Pavin also described Surin, formerly a Thai foreign minister, as a natural politician in the shoes of an administrator, and thereby an individual who struggled to adjust to a more passive role as ASEAN’s figurehead leader.
“He’s basically overqualified for the job,” said Pavin, explaining that Surin hadn’t been well-received by ASEAN’s foreign ministers. “Because of that he often acts as if he was still a foreign minister [and] it brought up a lot of conflict.” When then-Australian Prime Minister Kevin Rudd floated a proposal for what he called an Asia-Pacific Community, for example, Surin initially responded positively in comments that many took to be supportive of the idea.
But ASEAN ministers wanted no part of it.
“My god, the next day ASEAN had to release a statement saying that what Surin said was in his personal capacity that does not reflect what ASEAN really thinks about APC,” said Pavin. “So basically that was a slap in the face of Surin. I mean, he continues to irritate a lot of foreign ministers. I think it's going to be a sad goodbye for Surin. It might be a happy goodbye on the part of a lot of ASEAN countries.”
Others, however, say Surin’s willingness to influence ASEAN from within has improved the bloc.
“He’s pushed the envelope of activism in a way that no previous secretary general has,” said Carlyle Thayer, an analyst of ASEAN affairs with the University of New South Wales.

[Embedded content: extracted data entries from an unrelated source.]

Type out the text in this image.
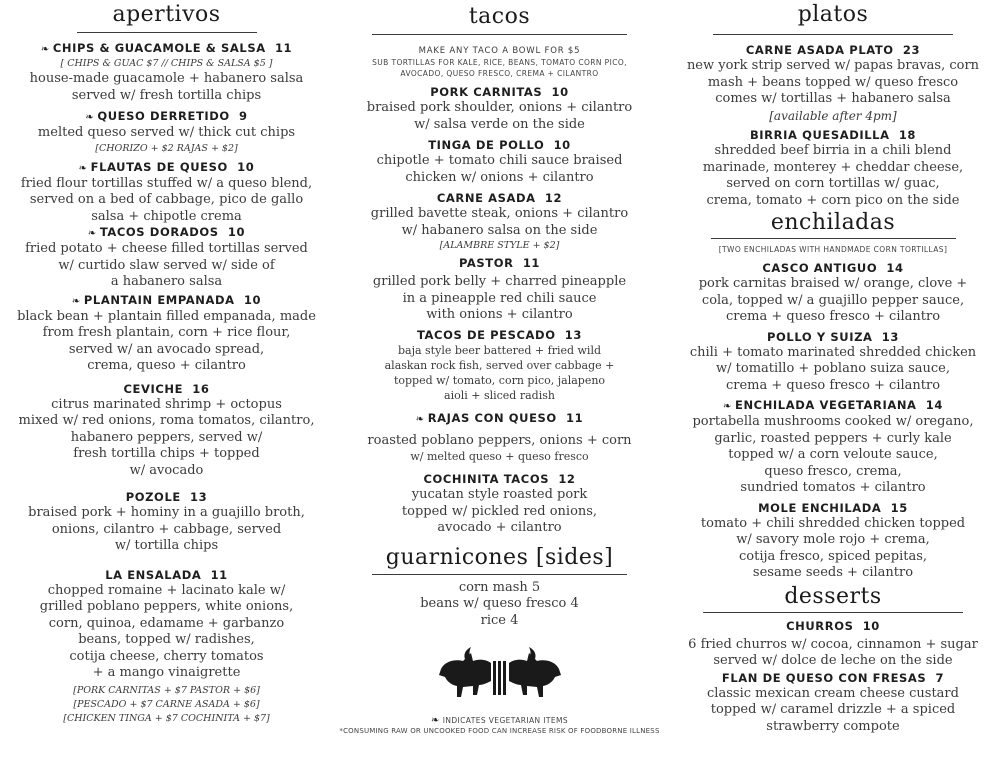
apertivos
❧ CHIPS & GUACAMOLE & SALSA 11
[ CHIPS & GUAC $7 // CHIPS & SALSA $5 ]
house-made guacamole + habanero salsa
served w/ fresh tortilla chips
❧ QUESO DERRETIDO 9
melted queso served w/ thick cut chips
[CHORIZO + $2 RAJAS + $2]
❧ FLAUTAS DE QUESO 10
fried flour tortillas stuffed w/ a queso blend,
served on a bed of cabbage, pico de gallo
salsa + chipotle crema
❧ TACOS DORADOS 10
fried potato + cheese filled tortillas served
w/ curtido slaw served w/ side of
a habanero salsa
❧ PLANTAIN EMPANADA 10
black bean + plantain filled empanada, made
from fresh plantain, corn + rice flour,
served w/ an avocado spread,
crema, queso + cilantro
CEVICHE 16
citrus marinated shrimp + octopus
mixed w/ red onions, roma tomatos, cilantro,
habanero peppers, served w/
fresh tortilla chips + topped
w/ avocado
POZOLE 13
braised pork + hominy in a guajillo broth,
onions, cilantro + cabbage, served
w/ tortilla chips
LA ENSALADA 11
chopped romaine + lacinato kale w/
grilled poblano peppers, white onions,
corn, quinoa, edamame + garbanzo
beans, topped w/ radishes,
cotija cheese, cherry tomatos
+ a mango vinaigrette
[PORK CARNITAS + $7 PASTOR + $6]
[PESCADO + $7 CARNE ASADA + $6]
[CHICKEN TINGA + $7 COCHINITA + $7]
tacos
MAKE ANY TACO A BOWL FOR $5
SUB TORTILLAS FOR KALE, RICE, BEANS, TOMATO CORN PICO,
AVOCADO, QUESO FRESCO, CREMA + CILANTRO
PORK CARNITAS 10
braised pork shoulder, onions + cilantro
w/ salsa verde on the side
TINGA DE POLLO 10
chipotle + tomato chili sauce braised
chicken w/ onions + cilantro
CARNE ASADA 12
grilled bavette steak, onions + cilantro
w/ habanero salsa on the side
[ALAMBRE STYLE + $2]
PASTOR 11
grilled pork belly + charred pineapple
in a pineapple red chili sauce
with onions + cilantro
TACOS DE PESCADO 13
baja style beer battered + fried wild
alaskan rock fish, served over cabbage +
topped w/ tomato, corn pico, jalapeno
aioli + sliced radish
❧ RAJAS CON QUESO 11
roasted poblano peppers, onions + corn
w/ melted queso + queso fresco
COCHINITA TACOS 12
yucatan style roasted pork
topped w/ pickled red onions,
avocado + cilantro
guarnicones [sides]
corn mash 5
beans w/ queso fresco 4
rice 4
❧ INDICATES VEGETARIAN ITEMS
*CONSUMING RAW OR UNCOOKED FOOD CAN INCREASE RISK OF FOODBORNE ILLNESS
platos
CARNE ASADA PLATO 23
new york strip served w/ papas bravas, corn
mash + beans topped w/ queso fresco
comes w/ tortillas + habanero salsa
[available after 4pm]
BIRRIA QUESADILLA 18
shredded beef birria in a chili blend
marinade, monterey + cheddar cheese,
served on corn tortillas w/ guac,
crema, tomato + corn pico on the side
enchiladas
[TWO ENCHILADAS WITH HANDMADE CORN TORTILLAS]
CASCO ANTIGUO 14
pork carnitas braised w/ orange, clove +
cola, topped w/ a guajillo pepper sauce,
crema + queso fresco + cilantro
POLLO Y SUIZA 13
chili + tomato marinated shredded chicken
w/ tomatillo + poblano suiza sauce,
crema + queso fresco + cilantro
❧ ENCHILADA VEGETARIANA 14
portabella mushrooms cooked w/ oregano,
garlic, roasted peppers + curly kale
topped w/ a corn veloute sauce,
queso fresco, crema,
sundried tomatos + cilantro
MOLE ENCHILADA 15
tomato + chili shredded chicken topped
w/ savory mole rojo + crema,
cotija fresco, spiced pepitas,
sesame seeds + cilantro
desserts
CHURROS 10
6 fried churros w/ cocoa, cinnamon + sugar
served w/ dolce de leche on the side
FLAN DE QUESO CON FRESAS 7
classic mexican cream cheese custard
topped w/ caramel drizzle + a spiced
strawberry compote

Prodding the group in ways that may have been unheard of before, Surin, said Thayer, pushed to get ASEAN involved in Burma’s Rakhine State, where tensions between ethnic Rakhine and Rohingya people are simmering.
Although Burma has so far rejected regional involvement, Thayer describes Surin as “spectacular” in his leadership role.
“He doesn't always win his battles, but he's made the secretary general a more independent office,” said Thayer. It’s been activist rather than interventionist, and it’s not happening as fast as outsiders may want, but to me that's what he's done.”
Surin’s replacement, Vietnamese diplomat Le Luong Minh, a former ambassador to the U.N., begins his five-year term January 1.